LogLogPlot[{relativeerror[x,magicconst],relativeerror[x,magicconst-94863]},{x,0.01,100000},Frame->True,PlotRangePadding->None,PlotRange->{10^-5,1},PlotPoints->1200,MaxRecursion->3]


Here (in orange) the average (square) relative error is better as compared to the original constant.

Hope you enjoyed this little exploration of using C code inside Mathematica and to optimize low-level algorithms interactively using Mathematica's library functionality and plotting functionality. The original code includes a single Newton iteration to further hone in to the correct answer, the plots I've showed are for a single iteration. Other people have optimized the constant for not a single iteration or two iterations… So there are different constants out there. And, since the values are always under-estimated, the Newton iteration can also be modified to account for this.
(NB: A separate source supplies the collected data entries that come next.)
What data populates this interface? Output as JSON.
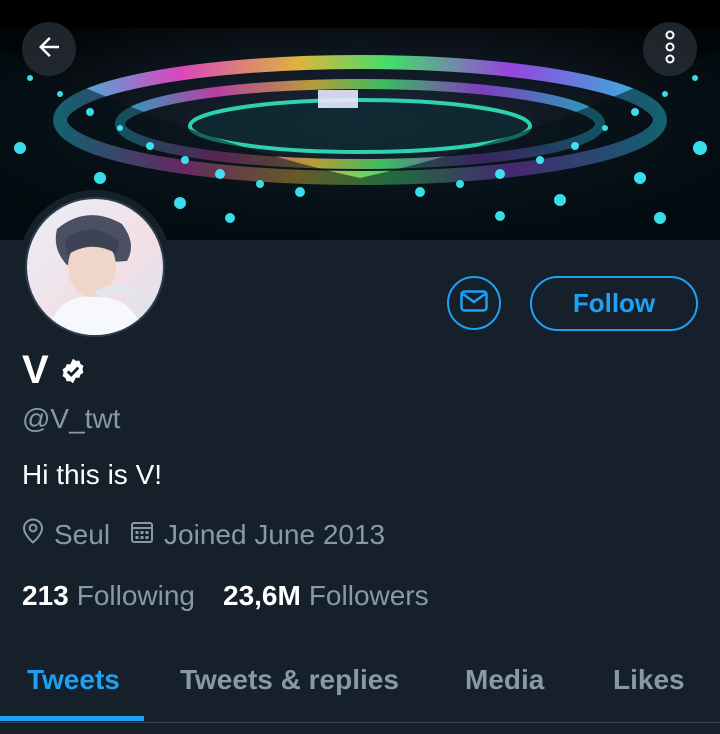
{
  "profile": {
    "name": "V",
    "handle": "@V_twt",
    "bio": "Hi this is V!",
    "location": "Seul",
    "joined": "Joined June 2013",
    "verified": true
  },
  "stats": {
    "following_count": "213",
    "following_label": "Following",
    "followers_count": "23,6M",
    "followers_label": "Followers"
  },
  "actions": {
    "follow_label": "Follow"
  },
  "tabs": [
    {
      "label": "Tweets",
      "active": true
    },
    {
      "label": "Tweets & replies",
      "active": false
    },
    {
      "label": "Media",
      "active": false
    },
    {
      "label": "Likes",
      "active": false
    }
  ],
  "icons": {
    "back": "arrow-left-icon",
    "more": "more-vertical-icon",
    "message": "envelope-icon",
    "verified": "verified-badge-icon",
    "location": "location-pin-icon",
    "calendar": "calendar-icon"
  },
  "colors": {
    "background": "#15202b",
    "accent": "#1da1f2",
    "secondary_text": "#8899a6",
    "primary_text": "#ffffff"
  }
}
 Todd Rowland 3 Votes Thanks for posting this, Sander.There are other examples of bit hacks and I have always wondered whether others are out there waiting to be discovered. Here there is the possibility of long range effects due to carrying. More wild possibilities come from multiplication, of course counting on the conventions for overflow, as well as the integer encoding. The thinking from Wolfram's "A New Kind of Science" is relevant, and probably his methods as well.Before I get too off topic, here are some definitions to explore this wholly within Wolfram Language: magicconst = 16^^5f3759df; FloatBitsToReal[list_] := N[(-1)^list[[1]] 2^(FromDigits[list[[2 ;; 9]], 2] - 127) FromDigits[ Prepend[list[[10 ;;]], 1], 2]/2^23]; RealToFloatBits[x_] := Join[{Sign[x] /. {1 -> 0, -1 -> 1}}, IntegerDigits[#[[2]] + 126, 2, 8], Rest[#[[1]]]] &[ RealDigits[x, 2, 24]]; and the C code then becomes InvSqrt[x_] := Module[{i, x2, y}, x2 = .5 x; y = x; i = FromDigits[RealToFloatBits[y], 2]; i = magicconst - BitShiftRight[i, 1]; y = FloatBitsToReal[IntegerDigits[i, 2, 32]]; y*(1.5 - (x2*y*y))] Here is an ArrayPlot where the first row is the magicconstant, the second row is the float for 1.2, then it is shifted to the right, and the last row is the subtraction from the magic constant.I guess the reason why this works is that the base 2 exponent is effectively multiplied by -1/2 which serves as a pretty good approximation to x^(-1/2) no matter what happens to the mantissa. Simplifying the search for a magic constant to a manageable size, (akin to the NKS methodology) by looking for alternatives with the exponent part, we can just look at 8 bits. MinimalBy[Range[0, 255], Function[m, Sum[Total[ IntegerDigits[ BitXor[127 - Quotient[i - 127, 2], m - BitShiftRight[i, 1]], 2]], {i, 0, 255}]]] (* {190, 191}*) ArrayPlot[IntegerDigits[{190, 191}, 2, 9], Mesh -> True] `So (unless I made a mistake) there are two possibilities for the exponent part. The magic constant corresponds to 190. Maybe there is a better magic constant with the bits from 191?